I have these Rows:
(key1,Illinois|111|67342|...)
(key1,Illinois|121|67142|...)
(key2,Hawaii|113|67343|...)
(key1,Illinois|211|67442|...)
(key3,Hawaii|153|66343|...)
(key3,Ohio|193|68343|...)
(1) How do I get the unique keys?
(2) How do I get the number of rows PER key (key1 - 3 rows, key2 - 1 row, key 3 - 2 rows... so the output would be: 3,1,2)
(3) How do I get the byte size of rows PER key (5MB,2MB,3MB)
EDIT 1. this is my new code:
val rdd : RDD[(String, Array[String])] = ...
val rdd_res = rdd.groupByKey().map(row => (row._1, row._2.size, byteSize(row._2)))
val rddKeys = rdd_res.map(row => row._1)
val rddCount = rdd_res.map(row => row._2)
val rddByteSize = rdd_res.map(row => row._3)

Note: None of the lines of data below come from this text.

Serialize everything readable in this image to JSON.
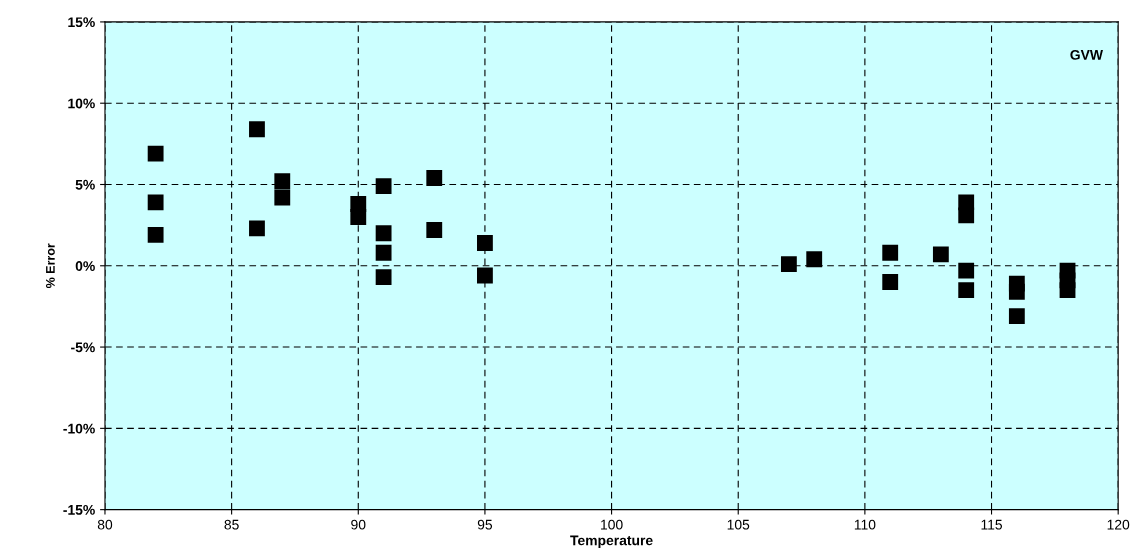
{
  "chart_data": {
    "type": "scatter",
    "xlabel": "Temperature",
    "ylabel": "% Error",
    "annotations": [
      "GVW"
    ],
    "x": [
      82,
      82,
      82,
      86,
      86,
      87,
      87,
      90,
      90,
      91,
      91,
      91,
      91,
      93,
      93,
      95,
      95,
      107,
      108,
      111,
      111,
      113,
      114,
      114,
      114,
      114,
      116,
      116,
      116,
      118,
      118,
      118
    ],
    "values": [
      6.9,
      3.9,
      1.9,
      8.4,
      2.3,
      5.2,
      4.2,
      3.8,
      3.0,
      4.9,
      2.0,
      0.8,
      -0.7,
      5.4,
      2.2,
      1.4,
      -0.6,
      0.1,
      0.4,
      0.8,
      -1.0,
      0.7,
      3.9,
      3.1,
      -0.3,
      -1.5,
      -1.1,
      -1.6,
      -3.1,
      -0.3,
      -0.9,
      -1.5
    ],
    "color": "#000000",
    "marker": "square",
    "grid": true,
    "xlim": [
      80,
      120
    ],
    "xticks": [
      80,
      85,
      90,
      95,
      100,
      105,
      110,
      115,
      120
    ],
    "ylim": [
      -15,
      15
    ],
    "yticks": [
      {
        "value": -15,
        "label": "-15%"
      },
      {
        "value": -10,
        "label": "-10%"
      },
      {
        "value": -5,
        "label": "-5%"
      },
      {
        "value": 0,
        "label": "0%"
      },
      {
        "value": 5,
        "label": "5%"
      },
      {
        "value": 10,
        "label": "10%"
      },
      {
        "value": 15,
        "label": "15%"
      }
    ]
  }
}
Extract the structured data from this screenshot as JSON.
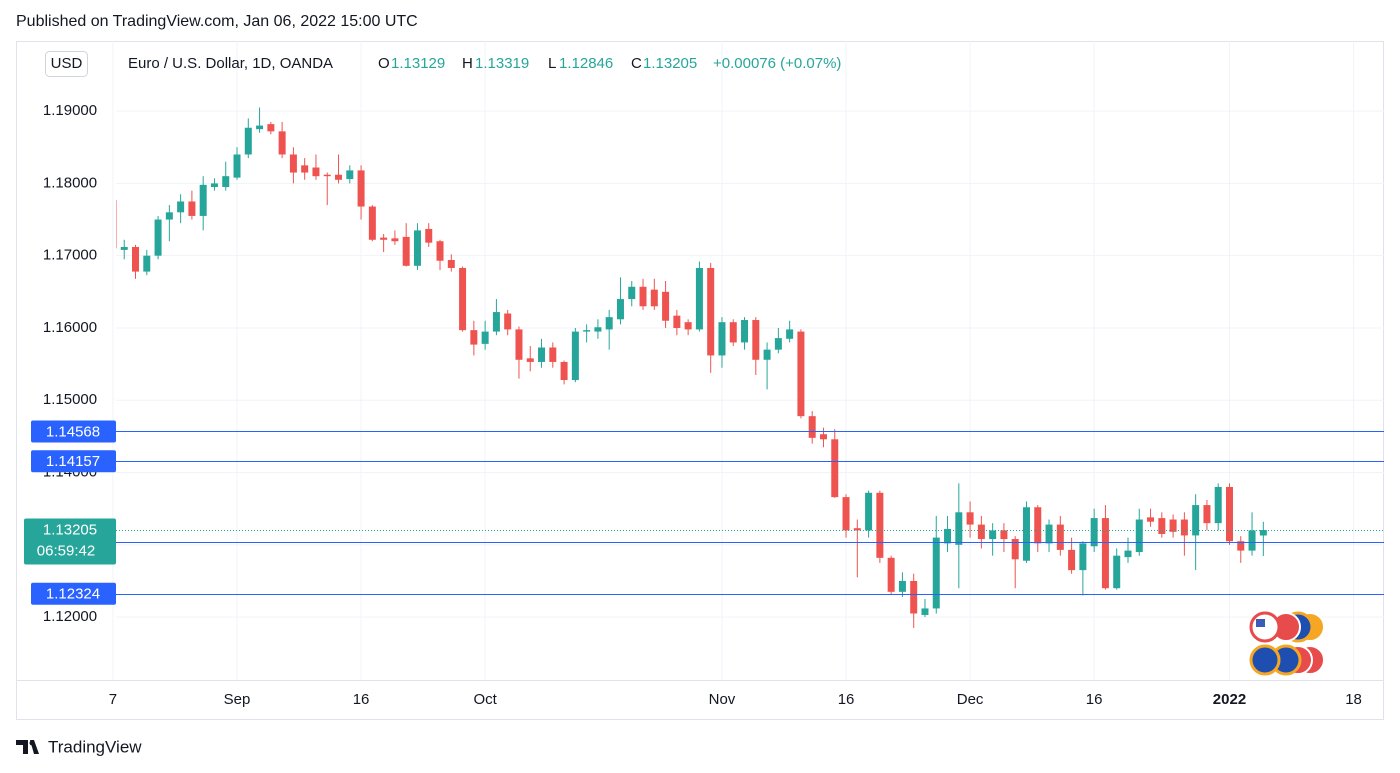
{
  "published": "Published on TradingView.com, Jan 06, 2022 15:00 UTC",
  "brand": "TradingView",
  "currency": "USD",
  "chart_data": {
    "type": "candlestick",
    "symbol": "Euro / U.S. Dollar, 1D, OANDA",
    "ohlc_labels": [
      "O",
      "H",
      "L",
      "C"
    ],
    "change": "+0.00076 (+0.07%)",
    "countdown": "06:59:42",
    "up_color": "#26a69a",
    "down_color": "#ef5350",
    "level_color": "#2962ff",
    "levels": [
      1.14568,
      1.14157,
      1.13036,
      1.12324
    ],
    "open": [
      1.1777,
      1.1708,
      1.1712,
      1.1678,
      1.17,
      1.175,
      1.176,
      1.1775,
      1.1755,
      1.1795,
      1.1795,
      1.1808,
      1.184,
      1.1875,
      1.1882,
      1.1872,
      1.184,
      1.1825,
      1.1822,
      1.1812,
      1.1812,
      1.1806,
      1.1818,
      1.1768,
      1.1725,
      1.1724,
      1.1726,
      1.1686,
      1.1737,
      1.172,
      1.1694,
      1.1683,
      1.1597,
      1.1578,
      1.1595,
      1.162,
      1.1598,
      1.1558,
      1.1553,
      1.1573,
      1.1553,
      1.1528,
      1.1595,
      1.1595,
      1.1598,
      1.1612,
      1.164,
      1.1657,
      1.1653,
      1.165,
      1.1617,
      1.1608,
      1.1598,
      1.1683,
      1.1562,
      1.1608,
      1.158,
      1.1611,
      1.1556,
      1.157,
      1.1585,
      1.1595,
      1.1478,
      1.1453,
      1.1446,
      1.1366,
      1.1323,
      1.132,
      1.1372,
      1.1282,
      1.1235,
      1.125,
      1.1203,
      1.1212,
      1.1302,
      1.13,
      1.1345,
      1.1328,
      1.1308,
      1.132,
      1.1308,
      1.1278,
      1.1352,
      1.1302,
      1.1328,
      1.1293,
      1.1265,
      1.1298,
      1.1337,
      1.124,
      1.1283,
      1.129,
      1.1338,
      1.1337,
      1.1335,
      1.1335,
      1.1313,
      1.1355,
      1.133,
      1.138,
      1.1305,
      1.1292,
      1.13129
    ],
    "high": [
      1.1777,
      1.1722,
      1.1715,
      1.1708,
      1.1755,
      1.177,
      1.1785,
      1.179,
      1.181,
      1.1807,
      1.183,
      1.185,
      1.189,
      1.1905,
      1.1885,
      1.1885,
      1.185,
      1.1835,
      1.184,
      1.1815,
      1.184,
      1.1825,
      1.1825,
      1.177,
      1.173,
      1.1735,
      1.1745,
      1.1745,
      1.1745,
      1.1722,
      1.1702,
      1.1685,
      1.161,
      1.161,
      1.164,
      1.1625,
      1.1602,
      1.1575,
      1.1585,
      1.158,
      1.1555,
      1.16,
      1.1605,
      1.1612,
      1.1625,
      1.167,
      1.1665,
      1.1668,
      1.1668,
      1.1665,
      1.1625,
      1.1612,
      1.1692,
      1.169,
      1.1615,
      1.1612,
      1.1615,
      1.1615,
      1.158,
      1.16,
      1.161,
      1.1598,
      1.1485,
      1.1462,
      1.146,
      1.137,
      1.1335,
      1.1375,
      1.1375,
      1.1285,
      1.1262,
      1.126,
      1.1225,
      1.134,
      1.134,
      1.1385,
      1.136,
      1.134,
      1.133,
      1.133,
      1.1312,
      1.136,
      1.1355,
      1.1335,
      1.134,
      1.131,
      1.1305,
      1.135,
      1.1355,
      1.1295,
      1.131,
      1.135,
      1.135,
      1.1345,
      1.1342,
      1.1345,
      1.137,
      1.1362,
      1.1385,
      1.1385,
      1.1312,
      1.1345,
      1.13319
    ],
    "low": [
      1.1705,
      1.1695,
      1.1668,
      1.1673,
      1.1695,
      1.172,
      1.1745,
      1.175,
      1.1735,
      1.179,
      1.179,
      1.1805,
      1.1835,
      1.187,
      1.1868,
      1.1835,
      1.18,
      1.1805,
      1.1805,
      1.177,
      1.18,
      1.18,
      1.175,
      1.172,
      1.1705,
      1.1715,
      1.1685,
      1.168,
      1.1712,
      1.168,
      1.1678,
      1.1595,
      1.1562,
      1.157,
      1.159,
      1.159,
      1.153,
      1.154,
      1.1545,
      1.1545,
      1.1522,
      1.1525,
      1.158,
      1.1585,
      1.157,
      1.1605,
      1.163,
      1.1625,
      1.1625,
      1.16,
      1.159,
      1.159,
      1.1595,
      1.1538,
      1.1545,
      1.1575,
      1.157,
      1.1535,
      1.1515,
      1.1565,
      1.158,
      1.1475,
      1.144,
      1.1435,
      1.1365,
      1.131,
      1.1255,
      1.131,
      1.1275,
      1.1232,
      1.1228,
      1.1185,
      1.12,
      1.1205,
      1.129,
      1.124,
      1.131,
      1.1295,
      1.1285,
      1.129,
      1.124,
      1.1275,
      1.129,
      1.129,
      1.1285,
      1.126,
      1.123,
      1.129,
      1.1238,
      1.1238,
      1.1275,
      1.1285,
      1.1325,
      1.131,
      1.131,
      1.1285,
      1.1265,
      1.132,
      1.132,
      1.13,
      1.1275,
      1.1285,
      1.12846
    ],
    "close": [
      1.171,
      1.1712,
      1.1678,
      1.17,
      1.175,
      1.176,
      1.1775,
      1.1755,
      1.1798,
      1.18,
      1.181,
      1.184,
      1.1877,
      1.188,
      1.1872,
      1.184,
      1.1815,
      1.1815,
      1.181,
      1.181,
      1.1805,
      1.1818,
      1.1768,
      1.1722,
      1.1722,
      1.172,
      1.1686,
      1.1735,
      1.1718,
      1.1693,
      1.1683,
      1.1597,
      1.1577,
      1.1595,
      1.1622,
      1.1598,
      1.1556,
      1.1553,
      1.1573,
      1.1553,
      1.1528,
      1.1595,
      1.1597,
      1.1601,
      1.1615,
      1.164,
      1.1657,
      1.163,
      1.163,
      1.161,
      1.16,
      1.1598,
      1.1683,
      1.1562,
      1.1608,
      1.158,
      1.1611,
      1.1556,
      1.157,
      1.1586,
      1.1598,
      1.1478,
      1.1448,
      1.1446,
      1.1366,
      1.132,
      1.132,
      1.1372,
      1.1282,
      1.1235,
      1.125,
      1.1205,
      1.1212,
      1.131,
      1.1322,
      1.1345,
      1.1328,
      1.1308,
      1.132,
      1.1308,
      1.128,
      1.1352,
      1.1302,
      1.1328,
      1.1293,
      1.1265,
      1.1302,
      1.1337,
      1.124,
      1.1285,
      1.1292,
      1.1335,
      1.1332,
      1.1315,
      1.1318,
      1.1313,
      1.1355,
      1.133,
      1.138,
      1.1305,
      1.1292,
      1.132,
      1.13205
    ],
    "xlim": [
      0.27,
      112.7
    ],
    "xticks": [
      {
        "value": 0,
        "label": "7"
      },
      {
        "value": 11,
        "label": "Sep"
      },
      {
        "value": 22,
        "label": "16"
      },
      {
        "value": 33,
        "label": "Oct"
      },
      {
        "value": 54,
        "label": "Nov"
      },
      {
        "value": 65,
        "label": "16"
      },
      {
        "value": 76,
        "label": "Dec"
      },
      {
        "value": 87,
        "label": "16"
      },
      {
        "value": 99,
        "label": "2022",
        "bold": true
      },
      {
        "value": 110,
        "label": "18"
      }
    ],
    "ylim": [
      1.1113,
      1.1997
    ],
    "yticks": [
      {
        "value": 1.12,
        "label": "1.12000"
      },
      {
        "value": 1.13,
        "label": "1.13000"
      },
      {
        "value": 1.14,
        "label": "1.14000"
      },
      {
        "value": 1.15,
        "label": "1.15000"
      },
      {
        "value": 1.16,
        "label": "1.16000"
      },
      {
        "value": 1.17,
        "label": "1.17000"
      },
      {
        "value": 1.18,
        "label": "1.18000"
      },
      {
        "value": 1.19,
        "label": "1.19000"
      }
    ],
    "grid": true
  }
}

How do I implement the byteSize? I want to get the size that will be saved to disk.
EDIT 2.
val rdd_res : RDD[(String, (Int, Int))] = rdd.aggregateByKey((0,0))((accum, value) => (accum._1 + 1, accum._2 + size(value)), (first, second) => (first._1 + second._1, first._2 + second._2))
val rdd_res_keys = rdd_res.map(row=>row._1).collect().mkString(",")
val rdd_res_count = rdd_res.map(row=>row._2).collect().map(_._1).mkString(",")
val rdd_res_bytes = rdd_res.map(row=>row._2).collect().map(_._2).mkString(",")